Jakarta, CNBC Indonesia - Perusahaan minyak independen asal China mulai agresif merambah pasar energi Irak, negara produsen minyak terbesar kedua di OPEC. Dengan investasi miliaran dolar dan strategi efisiensi tinggi, mereka berupaya menggandakan produksi hingga 500.000 barel per hari pada 2030, di tengah penarikan diri sejumlah raksasa migas Barat.

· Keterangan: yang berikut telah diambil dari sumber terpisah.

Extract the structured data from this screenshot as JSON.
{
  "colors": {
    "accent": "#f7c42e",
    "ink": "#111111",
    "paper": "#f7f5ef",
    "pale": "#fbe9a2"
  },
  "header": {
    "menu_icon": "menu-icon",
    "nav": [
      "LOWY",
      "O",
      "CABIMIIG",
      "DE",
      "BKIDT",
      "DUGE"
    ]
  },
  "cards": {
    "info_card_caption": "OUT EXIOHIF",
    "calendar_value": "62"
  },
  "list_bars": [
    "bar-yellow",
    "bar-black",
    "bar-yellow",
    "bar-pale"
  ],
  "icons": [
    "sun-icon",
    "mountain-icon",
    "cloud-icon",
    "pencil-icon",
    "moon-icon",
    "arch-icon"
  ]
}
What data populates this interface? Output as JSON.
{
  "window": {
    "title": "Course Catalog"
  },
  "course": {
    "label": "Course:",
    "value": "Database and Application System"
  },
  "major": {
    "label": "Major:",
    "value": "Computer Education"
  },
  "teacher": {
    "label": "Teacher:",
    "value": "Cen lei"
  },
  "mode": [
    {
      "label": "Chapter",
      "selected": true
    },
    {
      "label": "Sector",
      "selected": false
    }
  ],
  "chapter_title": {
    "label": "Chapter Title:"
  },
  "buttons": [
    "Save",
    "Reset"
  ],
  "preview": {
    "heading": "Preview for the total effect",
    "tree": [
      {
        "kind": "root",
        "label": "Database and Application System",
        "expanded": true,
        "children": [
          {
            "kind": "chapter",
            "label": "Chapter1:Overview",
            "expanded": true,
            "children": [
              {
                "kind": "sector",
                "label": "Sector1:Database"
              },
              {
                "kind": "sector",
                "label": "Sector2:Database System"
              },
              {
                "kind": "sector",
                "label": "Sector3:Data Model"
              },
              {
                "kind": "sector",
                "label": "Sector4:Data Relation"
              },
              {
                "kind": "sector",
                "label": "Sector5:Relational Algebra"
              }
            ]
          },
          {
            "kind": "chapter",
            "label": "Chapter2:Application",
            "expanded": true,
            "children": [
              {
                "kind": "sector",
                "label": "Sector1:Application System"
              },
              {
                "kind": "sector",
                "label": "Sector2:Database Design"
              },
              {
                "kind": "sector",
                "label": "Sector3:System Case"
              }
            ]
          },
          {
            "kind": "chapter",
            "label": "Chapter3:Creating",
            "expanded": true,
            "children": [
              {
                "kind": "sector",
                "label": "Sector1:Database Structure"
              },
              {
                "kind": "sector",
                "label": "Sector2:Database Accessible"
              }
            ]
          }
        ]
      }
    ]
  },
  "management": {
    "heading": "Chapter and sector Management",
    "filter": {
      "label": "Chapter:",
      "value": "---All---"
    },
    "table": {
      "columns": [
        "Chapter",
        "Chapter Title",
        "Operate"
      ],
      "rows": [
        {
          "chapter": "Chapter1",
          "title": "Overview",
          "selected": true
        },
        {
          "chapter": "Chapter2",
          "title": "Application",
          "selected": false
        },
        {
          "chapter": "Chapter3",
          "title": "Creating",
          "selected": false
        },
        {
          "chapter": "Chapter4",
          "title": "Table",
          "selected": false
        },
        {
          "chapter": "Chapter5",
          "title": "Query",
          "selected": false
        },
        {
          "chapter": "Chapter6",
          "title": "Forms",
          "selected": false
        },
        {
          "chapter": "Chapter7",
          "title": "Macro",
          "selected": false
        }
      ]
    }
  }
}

Laporan Reuters pada Senin (4/8/2025) menyebut perusahaan minyak independen asal China, seperti Geo-Jade Petroleum, United Energy Group, Zhongman Petroleum and Natural Gas Group, dan Anton Oilfield Services, semakin agresif berinvestasi di Irak. Baghdad disebut saat ini telah menarik perhatian pemain non-negara China di tengah penurunan keterlibatan ExxonMobil dan Shell dalam proyek-proyek minyak di kawasan tersebut.
Para eksekutif dari empat perusahaan migas China memperkirakan produksi mereka di Irak akan melonjak dua kali lipat menjadi 500.000 barel per hari pada 2030. Sebagai informasi, saat ini China National Petroleum Corporation (CNPC) sendiri sudah menyumbang lebih dari setengah produksi minyak Irak dari ladang-ladang utama seperti Haifaya, Rumaila, dan West Qurna 1.
"Perusahaan independen China memiliki biaya manajemen jauh lebih rendah dibandingkan pemain Barat, dan lebih kompetitif dibandingkan perusahaan milik negara China," ujar CEO Geo-Jade Petroleum, Dai Xiaoping.
Langkah ekspansif ini didorong oleh perubahan kontrak minyak Irak dari sistem biaya tetap menjadi kontrak bagi hasil, yang lebih fleksibel dan menguntungkan. Model ini menarik bagi perusahaan independen yang lincah dan lebih toleran terhadap risiko dibandingkan perusahaan besar lainnya.
"Mereka dikenal karena eksekusi proyek yang cepat, kepatuhan ketat terhadap tenggat waktu, dan toleransi tinggi terhadap tantangan keamanan," ujar Ali Abdulameer dari Basra Oil Co, yang terlibat dalam kontrak asing di Irak.
"Berbisnis dengan perusahaan China jauh lebih mudah dan tidak serumit perusahaan Barat."
Pada Mei lalu, konsorsium yang dipimpin Geo-Jade menyetujui investasi senilai US$848 juta (Rp13,74 triliun) untuk proyek South Basra, termasuk peningkatan kapasitas ladang Tuba hingga 100.000 barel per hari serta pembangunan kilang berkapasitas 200.000 barel per hari. Produksi di ladang ini ditargetkan mencapai 40.000 barel per hari pada pertengahan 2027.
Proyek itu juga mencakup pengembangan kompleks petrokimia dan dua pembangkit listrik, dengan kebutuhan dana mencapai miliaran dolar. Dai menyebut proyek ini akan merevitalisasi ladang yang sebagian besar tidak aktif.
Zhongman Petroleum juga mengumumkan rencana investasi senilai US$481 juta (Rp7,79 triliun) untuk blok Eufrat Tengah dan Baghdad Timur Utara, yang dimenangkan dalam tender 2024. Sementara Zhenhua Oil, perusahaan kecil milik negara China, berencana menggandakan produksi ladang minyak Ahdab menjadi 250.000 barel per hari pada 2030.
Namun, ekspansi perusahaan China tak lepas dari kritik. Muwafaq Abbas, mantan manajer operasi minyak mentah Basra Oil, menyampaikan kekhawatiran soal transparansi dan standar teknis perusahaan China yang terlalu bergantung pada tenaga kerja asal negaranya dan memberi peran kecil bagi pekerja Irak.
"Proyek murah dari perusahaan China bisa mengorbankan tujuan Irak untuk memperkenalkan teknologi yang lebih maju," kata Abbas.
Meski demikian, tidak semua perusahaan Barat hengkang dari Irak. TotalEnergies meluncurkan proyek senilai US$27 miliar (Rp437,4 triliun) pada 2023, sementara BP diperkirakan akan berinvestasi hingga US$25 miliar (Rp405 triliun) untuk membangun ulang ladang minyak di wilayah Kirkuk.